New York Giants, Las Vegas Raiders Star Running Backs Fail to Reach Longterm Deals at Deadline

Hostilities could soon escalate in Las Vegas and New York. According to the NFL Network's Ian Rapoport, Pro Bowl running backs Josh Jacobs and Saquon Barkley failed to come to terms on new contracts with their respective teams before Monday's franchise tag deadline, meaning both will be forced to play the 2023 season on their one-year, $10.1 million deals.

The New York Giants slapped the franchise tag on Barkley earlier this offseason after a resurgent year that saw him compile 1650 yards from scrimmage and 10 touchdowns, both his most since his rookie season. Jacobs also received the franchise tag from the Las Vegas Raiders this offseason after totalling a league-leading 2053 yards from scrimmage last season.

Barkley and Jacobs have both threatened holdouts in recent weeks as they've pursued new deals, but the NFL has become very stingy with running backs because of the high injury risk and relatively short shelf life at the position.

That depreciated market has left many stars struggling to land significant money. The position remains highly visible and a huge point of emphasis in media coverage due to fantasy football and the sheer volume of touches backs accumulate relative to other positions. However, coaches and front offices have clearly deemed the position secondary to team success.
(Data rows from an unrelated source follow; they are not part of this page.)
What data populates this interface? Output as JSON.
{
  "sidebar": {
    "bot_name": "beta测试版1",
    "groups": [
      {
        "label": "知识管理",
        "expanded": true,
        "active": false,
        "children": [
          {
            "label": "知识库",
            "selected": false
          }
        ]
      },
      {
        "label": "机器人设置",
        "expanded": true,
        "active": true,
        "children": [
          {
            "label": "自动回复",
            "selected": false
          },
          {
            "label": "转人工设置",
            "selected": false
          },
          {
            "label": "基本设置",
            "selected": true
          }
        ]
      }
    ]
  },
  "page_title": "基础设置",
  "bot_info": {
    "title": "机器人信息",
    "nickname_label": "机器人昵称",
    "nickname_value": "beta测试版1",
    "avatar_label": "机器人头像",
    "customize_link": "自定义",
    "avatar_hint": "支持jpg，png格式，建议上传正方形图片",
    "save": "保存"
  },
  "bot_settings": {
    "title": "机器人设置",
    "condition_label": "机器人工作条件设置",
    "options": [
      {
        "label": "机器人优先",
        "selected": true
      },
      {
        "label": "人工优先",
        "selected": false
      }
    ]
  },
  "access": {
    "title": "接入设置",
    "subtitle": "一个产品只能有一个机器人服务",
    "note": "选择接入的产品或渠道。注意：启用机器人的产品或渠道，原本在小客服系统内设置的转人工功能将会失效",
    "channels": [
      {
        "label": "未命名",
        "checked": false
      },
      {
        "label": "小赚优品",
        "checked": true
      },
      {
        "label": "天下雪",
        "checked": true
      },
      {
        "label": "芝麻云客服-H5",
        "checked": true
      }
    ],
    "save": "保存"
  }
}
Players like Barkley and Jacobs are victims of a dissonance in the NFL between notoriety and effectiveness. Without question, running backs remain some of the most talked about players in the league. Despite that, no running back contract breaks the top 100 in the NFL in annual average earnings.

There's a reason for that. The league has skewed so much towards passing that even the best running backs aren't enough to carry an offense to elite status. Barkley's Giants ranked only 15th in points scored in 2022 and finished with a 9-7-1 record; Jacobs' Raiders finished 12th and missed the playoffs at 6-11.

Fair or not, players of Jacobs' and Barkley's stature are no longer seen as difference-makers. Until running backs truly drive winning again, they'll be forced to settle for short-term deals and modest money. Holdouts are only viable threats if teams are afraid to lose you, and no back in the league can claim that. Jacobs and Barkley will have no choice but to take the money on the table, have solid seasons, and try again next year.